Our analysis showed that 40% of businesses in the $15-30m ARR range had negative churn.
Your business is successfully retaining and expanding its revenue with existing customers, leading to longer customer lifecycles, reduced churn, and increased revenue stability.
Increased Customer Lifetime Value (LTV)
Satisfied and loyal customers who continue to use and expand their usage of your SaaS product contribute more revenue over their lifetime. Find out more about calculating LTV with negative churn.
Reducing churn and expanding within the existing customer base can be more cost-effective, as it minimizes the need for extensive customer acquisition and campaigns.
Positive Market Perception
Your company’s reputation in the market is enhanced, attracting potential investors, retaining existing customers, reducing revenue churn, and serving as a competitive advantage.
How to achieve net negative revenue churn
Reduce existing customer churn
It might be obvious, but that doesn’t mean reducing churn is a simple task. The reasons for churn can be hard to find and complex. That includes UX/UI, product adoption tactics, pricing, and even things as fundamental as core product and features. If you want to achieve net negative churn there’s no way around it: reducing churn is crucial.
Facilitate expansion revenue in your pricing model
How can your business achieve negative churn? By building a pricing model that has an expansion loop within it. This is the only sustainable way to get to negative churn.
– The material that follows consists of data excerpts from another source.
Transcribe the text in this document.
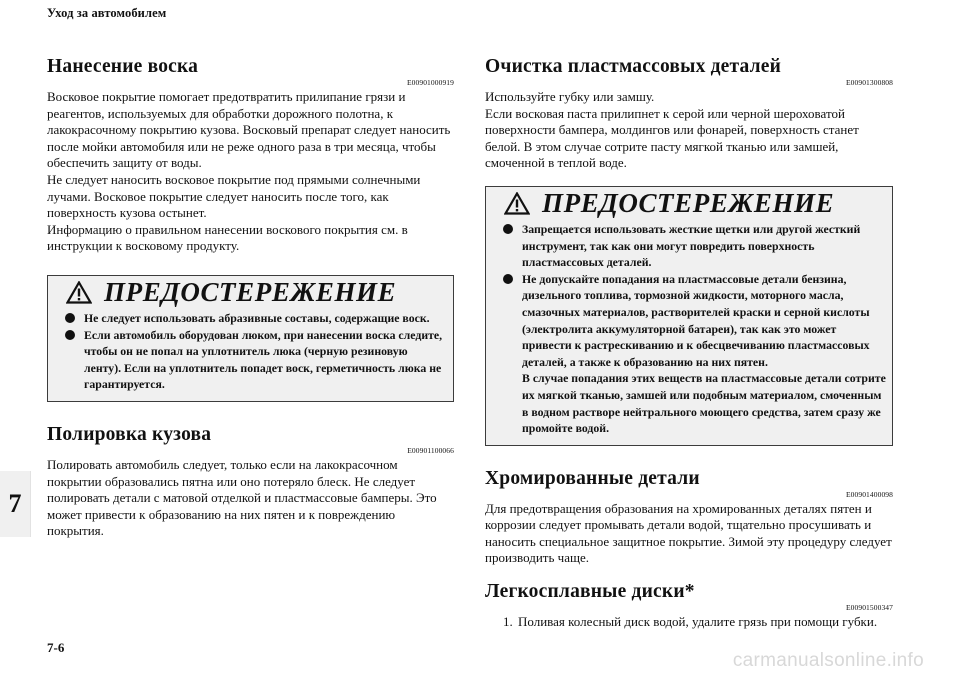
Уход за автомобилем
7
Нанесение воска
E00901000919

Восковое покрытие помогает предотвратить прилипание грязи и реагентов, используемых для обработки дорожного полотна, к лакокрасочному покрытию кузова. Восковый препарат следует наносить после мойки автомобиля или не реже одного раза в три месяца, чтобы обеспечить защиту от воды.

Не следует наносить восковое покрытие под прямыми солнечными лучами. Восковое покрытие следует наносить после того, как поверхность кузова остынет.

Информацию о правильном нанесении воскового покрытия см. в инструкции к восковому продукту.

ПРЕДОСТЕРЕЖЕНИЕ
Не следует использовать абразивные составы, содержащие воск.
Если автомобиль оборудован люком, при нанесении воска следите, чтобы он не попал на уплотнитель люка (черную резиновую ленту). Если на уплотнитель попадет воск, герметичность люка не гарантируется.
Полировка кузова
E00901100066

Полировать автомобиль следует, только если на лакокрасочном покрытии образовались пятна или оно потеряло блеск. Не следует полировать детали с матовой отделкой и пластмассовые бамперы. Это может привести к образованию на них пятен и к повреждению покрытия.

Очистка пластмассовых деталей
E00901300808

Используйте губку или замшу.

Если восковая паста прилипнет к серой или черной шероховатой поверхности бампера, молдингов или фонарей, поверхность станет белой. В этом случае сотрите пасту мягкой тканью или замшей, смоченной в теплой воде.

ПРЕДОСТЕРЕЖЕНИЕ
Запрещается использовать жесткие щетки или другой жесткий инструмент, так как они могут повредить поверхность пластмассовых деталей.
Не допускайте попадания на пластмассовые детали бензина, дизельного топлива, тормозной жидкости, моторного масла, смазочных материалов, растворителей краски и серной кислоты (электролита аккумуляторной батареи), так как это может привести к растрескиванию и к обесцвечиванию пластмассовых деталей, а также к образованию на них пятен.
В случае попадания этих веществ на пластмассовые детали сотрите их мягкой тканью, замшей или подобным материалом, смоченным в водном растворе нейтрального моющего средства, затем сразу же промойте водой.
Хромированные детали
E00901400098

Для предотвращения образования на хромированных деталях пятен и коррозии следует промывать детали водой, тщательно просушивать и наносить специальное защитное покрытие. Зимой эту процедуру следует производить чаще.

Легкосплавные диски*
E00901500347
1. Поливая колесный диск водой, удалите грязь при помощи губки.
7-6
carmanualsonline.info
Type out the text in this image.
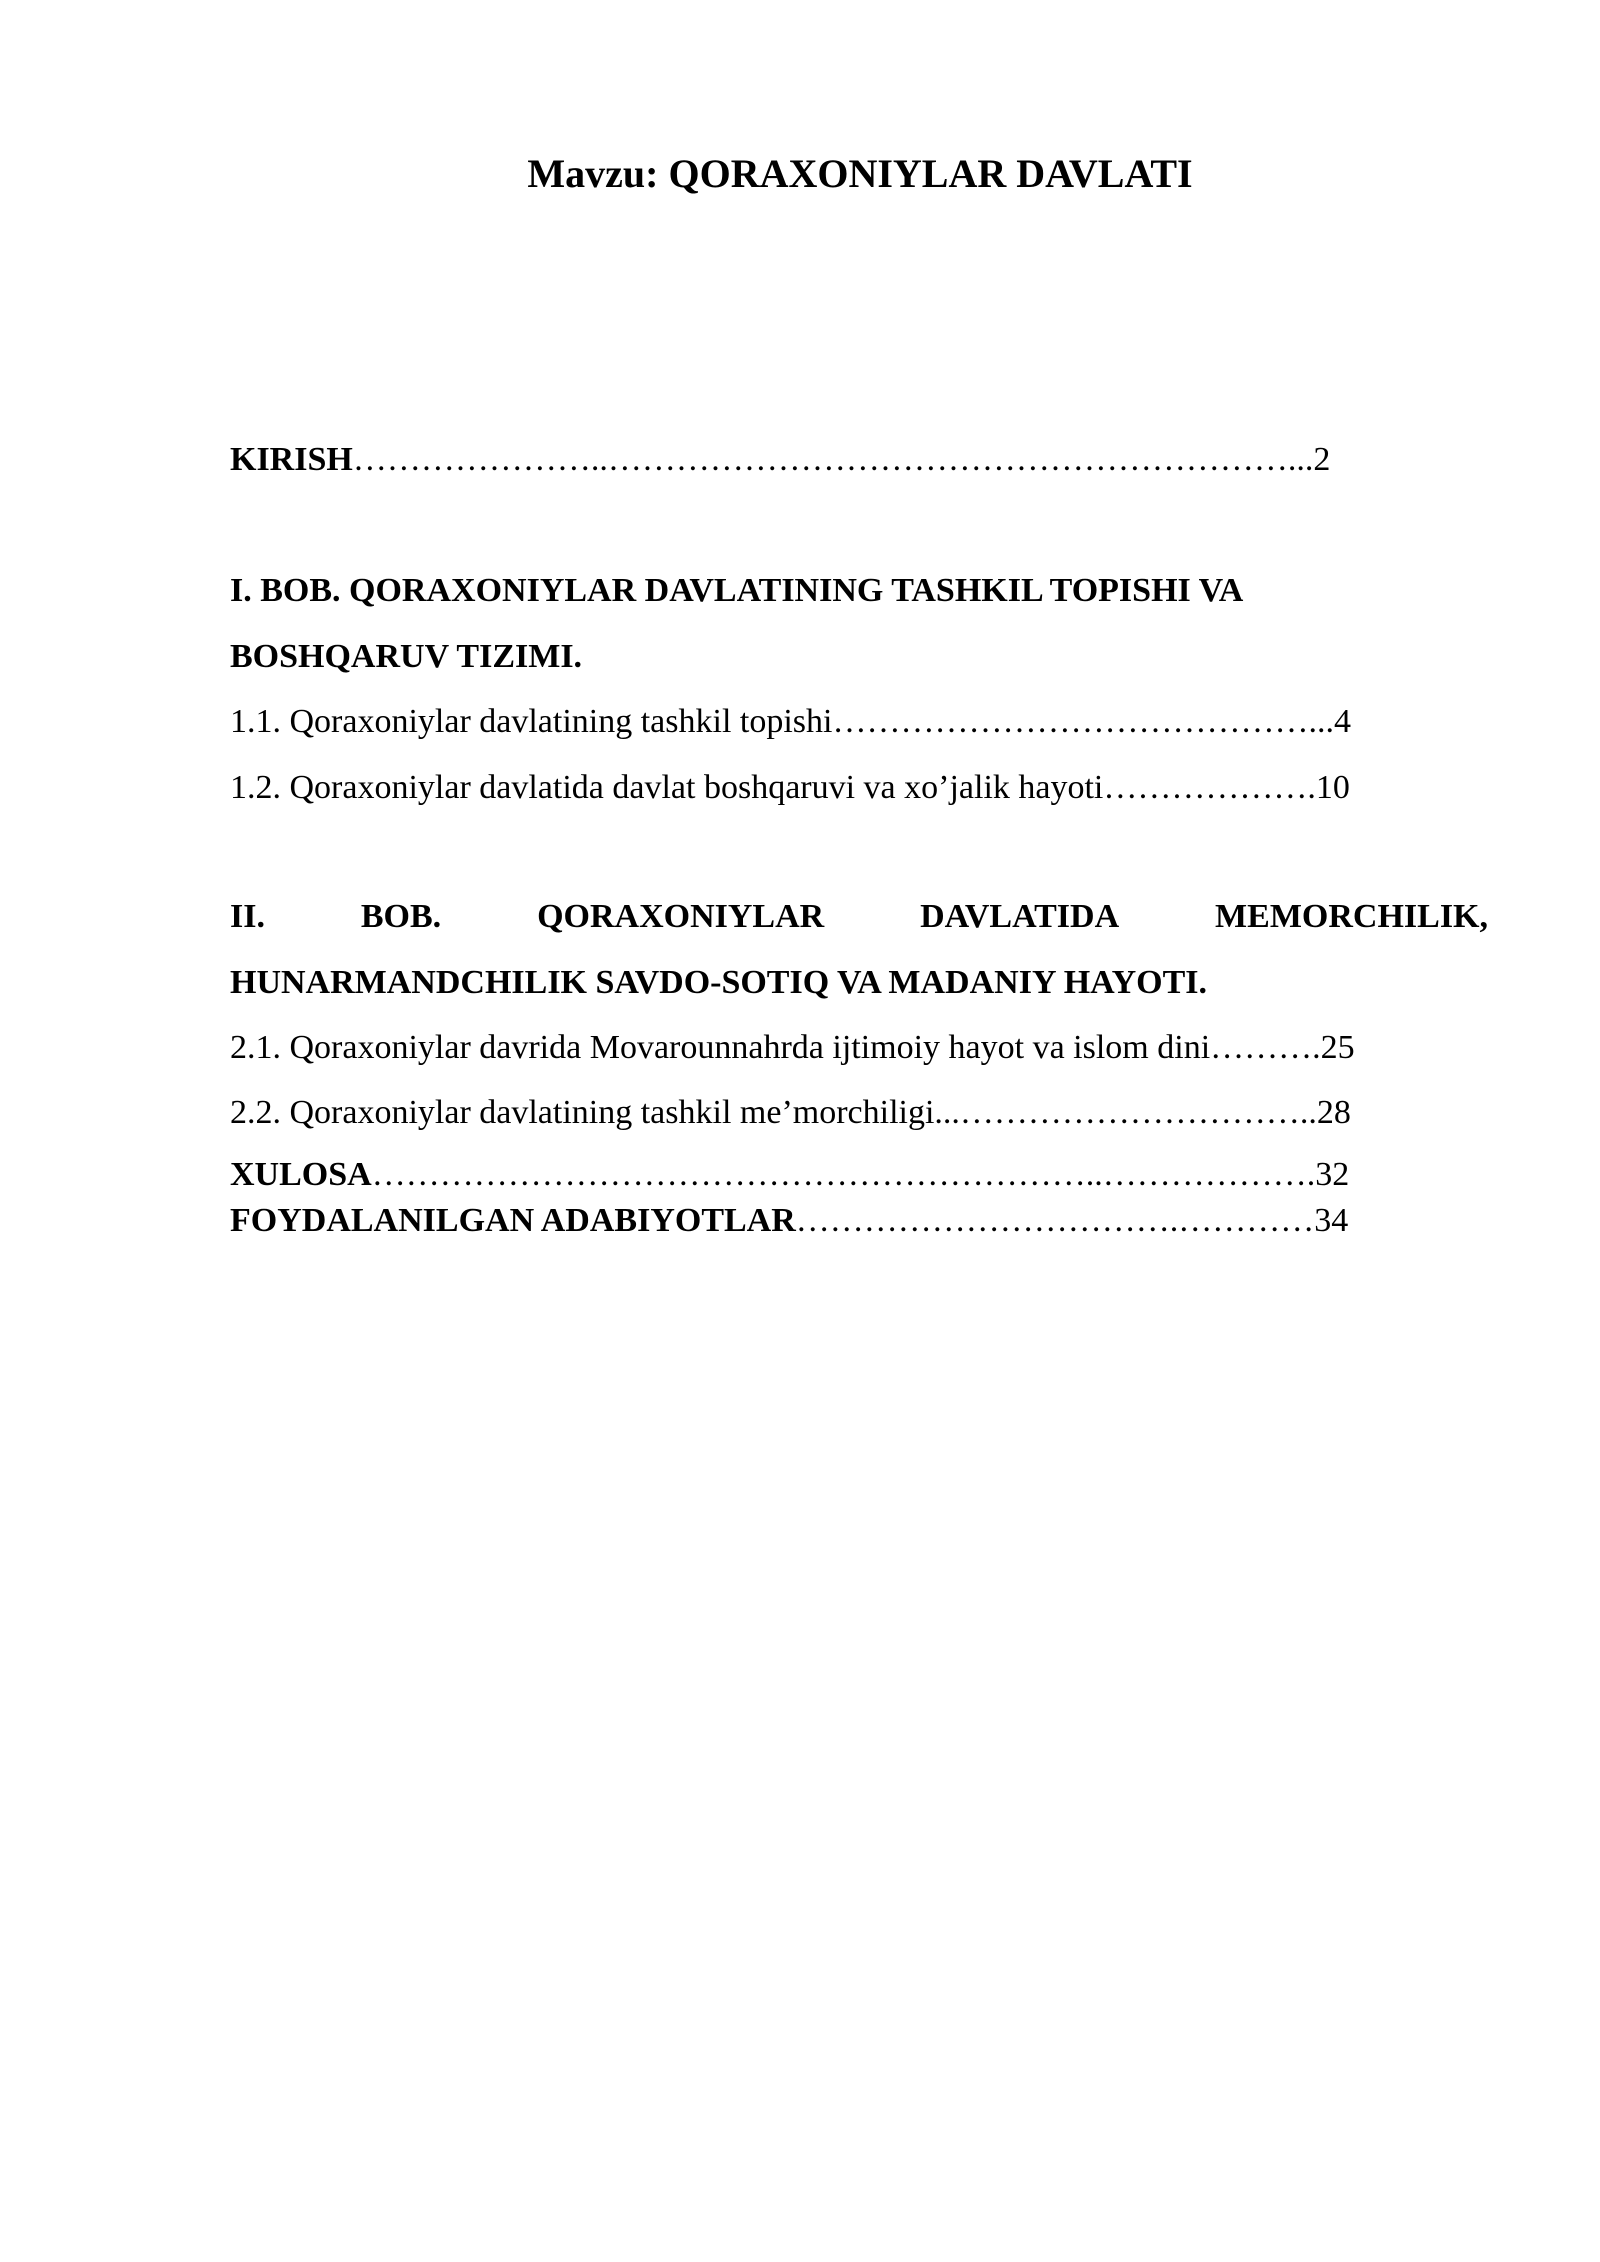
Mavzu: QORAXONIYLAR DAVLATI
KIRISH…………………..……………………………………………………...2
I. BOB. QORAXONIYLAR DAVLATINING TASHKIL TOPISHI VA
BOSHQARUV TIZIMI.
1.1. Qoraxoniylar davlatining tashkil topishi……………………………………...4
1.2. Qoraxoniylar davlatida davlat boshqaruvi va xo’jalik hayoti……………….10
II.	BOB.	QORAXONIYLAR	DAVLATIDA	MEMORCHILIK,
HUNARMANDCHILIK SAVDO-SOTIQ VA MADANIY HAYOTI.
2.1. Qoraxoniylar davrida Movarounnahrda ijtimoiy hayot va islom dini……….25
2.2. Qoraxoniylar davlatining tashkil me’morchiligi...…………………………..28
XULOSA………………………………………………………..……………….32
FOYDALANILGAN ADABIYOTLAR…………………………….…………34
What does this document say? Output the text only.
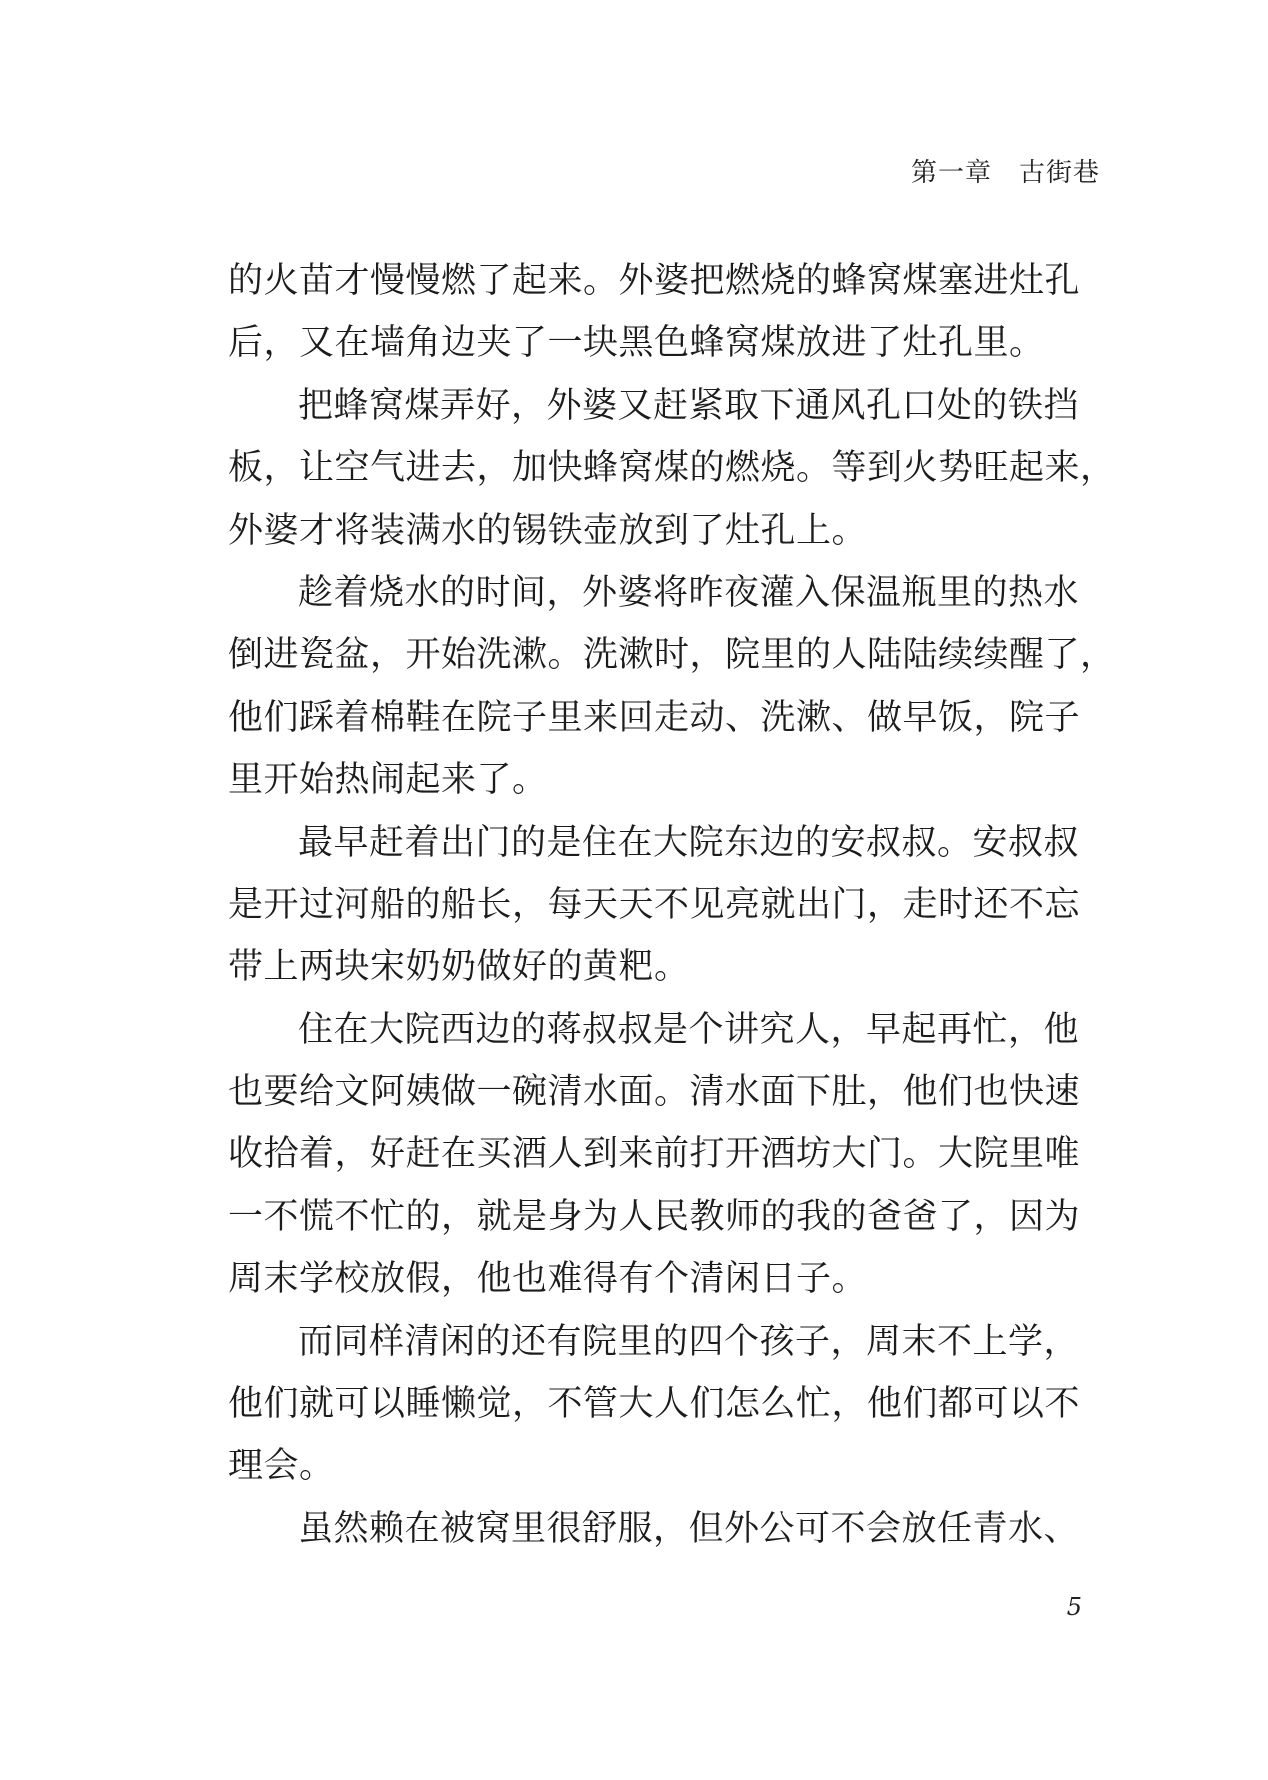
第一章　古街巷
的火苗才慢慢燃了起来。外婆把燃烧的蜂窝煤塞进灶孔
后，又在墙角边夹了一块黑色蜂窝煤放进了灶孔里。
把蜂窝煤弄好，外婆又赶紧取下通风孔口处的铁挡
板，让空气进去，加快蜂窝煤的燃烧。等到火势旺起来，
外婆才将装满水的锡铁壶放到了灶孔上。
趁着烧水的时间，外婆将昨夜灌入保温瓶里的热水
倒进瓷盆，开始洗漱。洗漱时，院里的人陆陆续续醒了，
他们踩着棉鞋在院子里来回走动、洗漱、做早饭，院子
里开始热闹起来了。
最早赶着出门的是住在大院东边的安叔叔。安叔叔
是开过河船的船长，每天天不见亮就出门，走时还不忘
带上两块宋奶奶做好的黄粑。
住在大院西边的蒋叔叔是个讲究人，早起再忙，他
也要给文阿姨做一碗清水面。清水面下肚，他们也快速
收拾着，好赶在买酒人到来前打开酒坊大门。大院里唯
一不慌不忙的，就是身为人民教师的我的爸爸了，因为
周末学校放假，他也难得有个清闲日子。
而同样清闲的还有院里的四个孩子，周末不上学，
他们就可以睡懒觉，不管大人们怎么忙，他们都可以不
理会。
虽然赖在被窝里很舒服，但外公可不会放任青水、
5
Pricing structures that expand with the customer are one way to head toward a negative churn rate. There are many ways to do this, some examples are using pricing tiers by revenue/sales, bandwidth/data usage, number of servers, or number of employees. Check out our SaaS pricing masterclass.
Up-sell and cross-sell
Make sure your existing customers are getting the most from your product. This means upgrades (that make sense for them) and seat expansion. This will all tie into your pricing strategy, what additional features will come with what price tiers, how many seats in a package, etc. Driving expansion Monthly Recurring Revenue from existing customers increases your chances of getting to a net negative churn rate.
Customer success team
If you’re not already, get serious about proactive customer success. Having a team dedicated to nurturing your customers is crucial. Your CS team are the people who will maintain relationships and make sure customers are achieving their goals with your product. Keeping an eye on product usage they will be able to tailor upsells that actually make sense to clients.